To prepare more young women to be leaders in business, Bornstein, a Hampshire alum 82F, trustee, and corporate chief financial officer, has partnered with the College and endowed a Women In Business program. Her support will fund, in perpetuity, courses, programs, and research that promote women's participation and leadership in business, at a time when Hampshire's business-related programs are attracting record numbers of students – particularly women, first-generation students, and students of color.

The endowment, which other donors can contribute to, continues an effort she and the College first launched in 2012 with a pilot gift from Bornstein. The pilot funded a course on women’s experiences in business that continues to be offered this year.  In the fall, students in the course were exploring the dynamics of power, leadership and access, while analyzing strategies to change the landscape for women in business. A number of female professionals advised the students as guest speakers in the course, titled, “Using Stories of Women in Business to Explore and Challenge Wage, Confidence, and Funding Gaps.”

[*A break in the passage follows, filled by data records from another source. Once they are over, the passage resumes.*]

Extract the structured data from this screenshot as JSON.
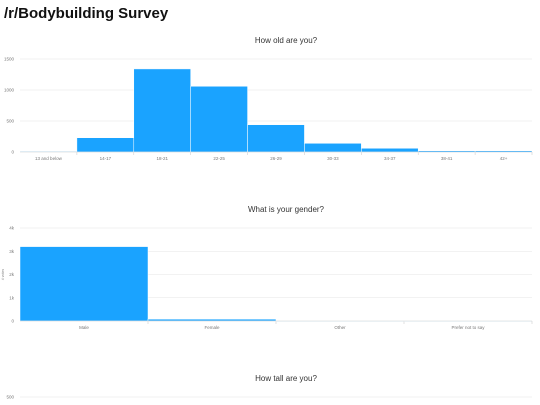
{
  "page": {
    "title": "/r/Bodybuilding Survey"
  },
  "colors": {
    "bar": "#1aa3ff",
    "bar_separator": "#ffffff"
  },
  "chart_data": [
    {
      "type": "bar",
      "title": "How old are you?",
      "xlabel": "",
      "ylabel": "",
      "categories": [
        "13 and below",
        "14-17",
        "18-21",
        "22-25",
        "26-29",
        "30-33",
        "34-37",
        "38-41",
        "42+"
      ],
      "values": [
        10,
        230,
        1340,
        1060,
        440,
        140,
        60,
        20,
        20
      ],
      "ylim": [
        0,
        1500
      ],
      "yticks": [
        0,
        500,
        1000,
        1500
      ],
      "ytick_labels": [
        "0",
        "500",
        "1000",
        "1500"
      ],
      "grid": true,
      "legend": "none"
    },
    {
      "type": "bar",
      "title": "What is your gender?",
      "xlabel": "",
      "ylabel": "# votes",
      "categories": [
        "Male",
        "Female",
        "Other",
        "Prefer not to say"
      ],
      "values": [
        3200,
        80,
        10,
        10
      ],
      "ylim": [
        0,
        4000
      ],
      "yticks": [
        0,
        1000,
        2000,
        3000,
        4000
      ],
      "ytick_labels": [
        "0",
        "1k",
        "2k",
        "3k",
        "4k"
      ],
      "grid": true,
      "legend": "none"
    },
    {
      "type": "bar",
      "title": "How tall are you?",
      "xlabel": "",
      "ylabel": "",
      "categories": [],
      "values": [],
      "yticks": [
        500
      ],
      "ytick_labels": [
        "500"
      ],
      "grid": true,
      "legend": "none"
    }
  ]
}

Women are historically and currently severely underrepresented in business.  Students in the course learned that while women have earned college degrees at a higher rate than men since 1982, only 4.2% of Fortune 500 CEOs were women in 2016. In 2015, female full-time workers made only 80 cents for every dollar earned by males.

Bornstein is Chief Financial Officer of Generate Capital, a specialty finance company based in San Francisco, and previously served as Managing Director and CFO of private equity firm American Infrastructure MLP Funds from 2006-2017. Earlier she was CFO at McCown DeLeeuw and Co., a middle market private equity fund, and at InterDimensions Corporation, an internet consulting and technology company.

She received her BA from Hampshire College in 1986, and an MBA from Simmons College in 1996. Prior to pursuing her master's, she worked as an elementary school teacher and math specialist. She began her business career as a secretary, went back to school for her business degree, and advanced her way through management.

One of Bornstein’s major projects for her MBA was conducting a market research project for a big bank where she says she was expected to wear pantyhose. After that experience she says she knew she wanted to pursue a management path, and “to not have to wear pantyhose.” 

Bornstein decided to support Hampshire and its students because she believes her education at the College prepared her for success in business.  Hampshire teaches students how to be proactive in asking questions and acquiring knowledge and skills, she explains, adding she was educated in a way that transformed how she learns. “My classmates in my MBA program did not have such a transformative experience in their undergraduate program,” she says.

She is confident Hampshire can leverage her gift better than any institution she can think of, to inspire more women to consider careers in business, and to improve businesses by staffing more women as leaders.

She adds, “Businesses would do better with more women as leaders.”